# Determine whether the following series converge or diverge

1. Jan 14, 2006

### teng125

Determine whether the following series converge or diverge.

(infinity) sum (k=1) (k+4)/(k^2 - 3k +1)

pls help.....
thanx.......

2. Jan 14, 2006

### arildno

1. It will be easier to work with the terms from k=3, and onwards, because the two first are negative, whereas the rest are positive.
Also, discarding any finite number of terms from a series won't affect whether it converges or diverges (agreed?)

2. So, what's the ideas you've got so far?

3. Jan 14, 2006

### teng125

i try to divide everything by k and let k to infinity and finally got infinity which is diverges

4. Jan 14, 2006

### arildno

It certainly should diverge, but I'm not too sure you've proven that rigorously.
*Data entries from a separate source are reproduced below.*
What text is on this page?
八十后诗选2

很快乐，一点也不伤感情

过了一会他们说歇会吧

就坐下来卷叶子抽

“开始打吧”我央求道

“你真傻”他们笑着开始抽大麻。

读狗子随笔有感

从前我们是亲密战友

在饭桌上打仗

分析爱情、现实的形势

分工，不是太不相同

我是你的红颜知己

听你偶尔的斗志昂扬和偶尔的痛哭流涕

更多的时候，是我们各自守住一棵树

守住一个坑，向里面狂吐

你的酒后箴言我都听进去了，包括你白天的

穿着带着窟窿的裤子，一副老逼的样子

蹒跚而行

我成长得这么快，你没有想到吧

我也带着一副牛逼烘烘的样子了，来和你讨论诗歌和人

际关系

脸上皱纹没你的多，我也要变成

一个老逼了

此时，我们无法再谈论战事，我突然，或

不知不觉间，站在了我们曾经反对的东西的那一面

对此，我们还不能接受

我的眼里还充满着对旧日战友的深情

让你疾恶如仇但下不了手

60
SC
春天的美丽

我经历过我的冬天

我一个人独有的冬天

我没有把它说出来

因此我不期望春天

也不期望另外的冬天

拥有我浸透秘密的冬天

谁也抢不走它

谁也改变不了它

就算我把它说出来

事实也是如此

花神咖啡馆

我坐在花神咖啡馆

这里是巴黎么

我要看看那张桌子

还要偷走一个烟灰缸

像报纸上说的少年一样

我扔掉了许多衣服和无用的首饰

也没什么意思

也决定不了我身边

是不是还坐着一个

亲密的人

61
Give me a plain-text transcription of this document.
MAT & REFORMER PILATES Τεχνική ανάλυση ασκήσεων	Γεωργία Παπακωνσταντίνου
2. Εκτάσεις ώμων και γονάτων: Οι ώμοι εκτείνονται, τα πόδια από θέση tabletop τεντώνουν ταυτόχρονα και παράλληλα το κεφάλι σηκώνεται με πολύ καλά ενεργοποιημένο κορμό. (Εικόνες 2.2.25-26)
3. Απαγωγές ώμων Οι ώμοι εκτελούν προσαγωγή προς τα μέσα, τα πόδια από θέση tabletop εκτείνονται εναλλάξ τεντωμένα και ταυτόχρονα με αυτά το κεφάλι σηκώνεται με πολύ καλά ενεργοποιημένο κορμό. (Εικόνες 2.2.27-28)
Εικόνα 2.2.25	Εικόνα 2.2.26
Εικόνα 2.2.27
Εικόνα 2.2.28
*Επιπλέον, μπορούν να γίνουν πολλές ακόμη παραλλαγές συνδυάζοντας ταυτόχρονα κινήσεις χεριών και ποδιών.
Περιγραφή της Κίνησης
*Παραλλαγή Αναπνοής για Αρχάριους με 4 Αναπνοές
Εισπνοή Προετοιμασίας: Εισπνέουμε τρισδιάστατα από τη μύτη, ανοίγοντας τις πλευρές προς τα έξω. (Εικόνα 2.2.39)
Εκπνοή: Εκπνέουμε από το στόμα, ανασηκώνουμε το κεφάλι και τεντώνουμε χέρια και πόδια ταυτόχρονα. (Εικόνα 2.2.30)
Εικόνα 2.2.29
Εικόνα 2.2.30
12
Look at your denominator; here's one way to proceed:
$k^{2}-3k+1\leq{k^{2}-3k+3k}=k^{2}$
Divergence of your series is easily established by this result.

5. Jan 14, 2006

### HallsofIvy

Staff Emeritus
That makes no sense. If you "divide everything by k", by which I presume you mean divide each term in both numerator and denominator by k, you get $\frac{1+ \frac{4}{k}}{k- 3+\frac{1}{k}}$.
As k goes to infinity, the numerator goes to one while the denominator increases without limit: that means the terms go to 0 (not infinity!) and so the series might converge but that does not prove that it does.

Try the "comparison" test. For very very large k, the highest power "dominates" so, for very large k, the terms are close to $\frac{k}{k^2}= \frac{1}{k}$. Does the series $\Sigma\frac{1}{k}$ converge or diverge? Can you use that to determine whether your original series converges or diverges?

Last edited: Jan 15, 2006